In a groundbreaking study by Cochrane published in October 2020, vaping was found to be the most effective method for cigarette smokers to quit the habit.
Cochrane, a British international charitable organization comprising of health professionals, researchers, and scientists from over 130 countries that has a specialization in organizing medical research findings in order to facilitate evidence-based policymaking on health interventions, evaluated 50 studies globally to conclude that e-cigarette use or vaping, is far more effective than any other nicotine replacement therapy (NRT) method.
The original study analyzed randomized controlled trials (RCT) that provided the most reliable evidence of treatment, and it was found that more people managed to stop smoking for at least 6 months using nicotine e-cigarettes as compared to other nicotine replacement therapies.
It was found that nicotine-containing e-cigarettes also help more people to stop smoking than when no support or only behavioral support was received.
“The randomized evidence on smoking cessation is unchanged since the last version of the Review was initiated. We are encouraged to find many studies are now underway, particularly as electronic cigarettes are an evolving technology. Since the last version of the Review, 11 new observational and uncontrolled studies have been published. In terms of quitting, these can’t provide the same information we get from randomized controlled trials, but they contribute further information on the side effects of using electronic cigarettes to quit smoking. None detected any serious side effects, but longer-term data are needed,” said Jamie Hartmann-Boyce, the lead author of the Cochrane Review from the Cochrane Tobacco Addiction Group.

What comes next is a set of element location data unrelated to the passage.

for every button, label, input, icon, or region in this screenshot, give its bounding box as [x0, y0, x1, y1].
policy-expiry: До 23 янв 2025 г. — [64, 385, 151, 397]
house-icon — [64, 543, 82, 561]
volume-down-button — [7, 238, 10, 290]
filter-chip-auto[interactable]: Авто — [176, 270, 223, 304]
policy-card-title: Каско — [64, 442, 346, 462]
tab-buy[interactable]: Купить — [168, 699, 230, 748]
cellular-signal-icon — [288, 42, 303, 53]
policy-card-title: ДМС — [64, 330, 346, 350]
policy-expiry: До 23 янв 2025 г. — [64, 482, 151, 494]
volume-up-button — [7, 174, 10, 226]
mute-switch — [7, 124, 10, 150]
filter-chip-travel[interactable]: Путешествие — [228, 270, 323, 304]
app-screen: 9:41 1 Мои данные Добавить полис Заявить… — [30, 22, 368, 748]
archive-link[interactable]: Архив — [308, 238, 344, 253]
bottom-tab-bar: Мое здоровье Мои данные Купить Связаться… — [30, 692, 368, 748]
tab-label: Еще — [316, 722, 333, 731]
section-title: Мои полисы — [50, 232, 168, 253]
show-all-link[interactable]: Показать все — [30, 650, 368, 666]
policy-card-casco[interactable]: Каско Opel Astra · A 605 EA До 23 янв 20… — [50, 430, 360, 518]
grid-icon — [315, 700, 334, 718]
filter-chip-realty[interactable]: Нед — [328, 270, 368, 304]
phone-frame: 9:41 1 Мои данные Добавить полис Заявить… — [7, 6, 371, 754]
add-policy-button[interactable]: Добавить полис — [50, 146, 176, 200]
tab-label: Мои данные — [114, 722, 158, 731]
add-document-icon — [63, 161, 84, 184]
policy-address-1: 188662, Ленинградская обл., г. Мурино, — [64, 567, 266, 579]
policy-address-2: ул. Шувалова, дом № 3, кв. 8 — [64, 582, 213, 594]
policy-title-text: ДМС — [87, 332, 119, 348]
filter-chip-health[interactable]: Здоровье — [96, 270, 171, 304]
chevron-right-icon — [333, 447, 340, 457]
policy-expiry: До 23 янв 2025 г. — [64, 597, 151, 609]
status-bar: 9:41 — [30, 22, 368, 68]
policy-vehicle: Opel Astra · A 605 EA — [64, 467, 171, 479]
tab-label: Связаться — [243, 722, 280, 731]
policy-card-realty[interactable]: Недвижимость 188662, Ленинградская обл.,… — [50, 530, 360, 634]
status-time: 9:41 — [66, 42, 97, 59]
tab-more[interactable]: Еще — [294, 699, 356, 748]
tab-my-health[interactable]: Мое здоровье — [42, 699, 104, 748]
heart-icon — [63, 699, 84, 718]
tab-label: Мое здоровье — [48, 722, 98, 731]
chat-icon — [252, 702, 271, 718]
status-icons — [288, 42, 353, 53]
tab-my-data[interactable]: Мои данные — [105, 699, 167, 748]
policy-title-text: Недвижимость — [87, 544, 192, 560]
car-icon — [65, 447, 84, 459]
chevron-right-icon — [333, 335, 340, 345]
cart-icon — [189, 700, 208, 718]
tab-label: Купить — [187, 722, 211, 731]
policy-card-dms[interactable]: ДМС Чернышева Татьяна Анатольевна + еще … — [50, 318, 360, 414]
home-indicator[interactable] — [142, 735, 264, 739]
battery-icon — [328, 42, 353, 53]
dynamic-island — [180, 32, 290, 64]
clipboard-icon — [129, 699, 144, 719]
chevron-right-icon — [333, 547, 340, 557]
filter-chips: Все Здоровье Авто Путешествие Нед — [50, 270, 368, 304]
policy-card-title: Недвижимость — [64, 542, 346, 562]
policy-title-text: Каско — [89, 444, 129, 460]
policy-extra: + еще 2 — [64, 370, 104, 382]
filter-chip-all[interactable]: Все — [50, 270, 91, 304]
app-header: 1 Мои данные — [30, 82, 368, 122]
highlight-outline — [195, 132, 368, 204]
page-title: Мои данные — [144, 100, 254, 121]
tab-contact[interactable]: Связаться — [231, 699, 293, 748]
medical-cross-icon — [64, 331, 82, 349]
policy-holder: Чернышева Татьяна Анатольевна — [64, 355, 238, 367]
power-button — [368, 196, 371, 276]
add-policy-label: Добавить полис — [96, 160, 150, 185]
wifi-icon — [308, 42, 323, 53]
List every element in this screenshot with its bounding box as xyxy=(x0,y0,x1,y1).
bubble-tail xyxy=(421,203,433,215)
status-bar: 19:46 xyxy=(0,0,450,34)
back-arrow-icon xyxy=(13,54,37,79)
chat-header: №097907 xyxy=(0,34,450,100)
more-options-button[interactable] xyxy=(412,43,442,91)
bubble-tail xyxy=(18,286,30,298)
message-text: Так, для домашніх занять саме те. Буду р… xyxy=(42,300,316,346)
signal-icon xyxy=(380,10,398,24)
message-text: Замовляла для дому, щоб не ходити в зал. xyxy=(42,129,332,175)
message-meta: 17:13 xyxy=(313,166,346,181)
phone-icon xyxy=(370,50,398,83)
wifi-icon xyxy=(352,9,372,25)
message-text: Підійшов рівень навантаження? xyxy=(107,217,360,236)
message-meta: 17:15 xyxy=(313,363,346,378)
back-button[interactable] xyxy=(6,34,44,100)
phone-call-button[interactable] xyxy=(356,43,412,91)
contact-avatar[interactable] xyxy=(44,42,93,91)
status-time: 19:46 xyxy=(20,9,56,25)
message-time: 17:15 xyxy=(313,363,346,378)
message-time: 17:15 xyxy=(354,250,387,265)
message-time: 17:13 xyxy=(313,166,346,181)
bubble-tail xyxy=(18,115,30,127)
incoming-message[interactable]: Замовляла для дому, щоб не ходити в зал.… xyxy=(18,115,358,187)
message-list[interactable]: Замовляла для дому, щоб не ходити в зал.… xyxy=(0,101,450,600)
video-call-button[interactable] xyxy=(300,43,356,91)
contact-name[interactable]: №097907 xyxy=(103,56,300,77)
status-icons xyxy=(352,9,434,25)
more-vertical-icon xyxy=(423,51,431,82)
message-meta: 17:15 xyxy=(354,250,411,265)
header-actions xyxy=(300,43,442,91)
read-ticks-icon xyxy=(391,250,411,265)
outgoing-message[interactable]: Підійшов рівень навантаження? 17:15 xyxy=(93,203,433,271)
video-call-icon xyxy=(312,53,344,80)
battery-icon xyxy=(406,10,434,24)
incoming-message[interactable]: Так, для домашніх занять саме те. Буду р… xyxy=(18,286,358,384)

Traditional NRT methods include nicotine patches, gum, and lozenges which were for a long time, believed to be the most effective means for heavy smokers to quit. E-cigarettes have subsequently emerged as an increasingly popular alternative to traditional cigarettes.
Though e-cigarettes have been around for quite some time, their popularity has increased significantly in recent years as they were able to provide a similar sensory experience such as the hand-held motion and the production of a vapor.
In addition to introducing hardware innovations geared towards improved safety and comfortable use, the e-cigarette industry has been making steady strides in ensuring that the products are not marketed nor sold to minors or non-smokers, thereby making sure that the products stay true to their intended purpose.
According to a World Health Organization (WHO) report released early this year, tobacco continues to kill more than half of its users globally with a death toll of over 8 million people a year, while around 1.2 million are indirectly affected from the exposure to second-hand smoke. The number steadily increases each year with 80% of the world’s 1.3 billion tobacco users coming from low and middle-income countries.
Smoking remains a significant global health concern and though many smokers have tried to stop, they often find it difficult to successfully quit the nasty habit permanently. Many countries around the world such as the United Kingdom, Canada, and New Zealand have acknowledged the effectiveness of e-cigarettes as a tool for smokers to quit the habit, having enacted vaping specific legislation to professionalize the industry and ensure smokers have proper access to these products.
As the amount of scientific evidence of e-cigarettes’ effectiveness in helping smokers transition permanently away from cigarette smoking continue to grow, public health authorities around the world are starting to realize the vast potential it has on improving public health outcomes in the decades ahead.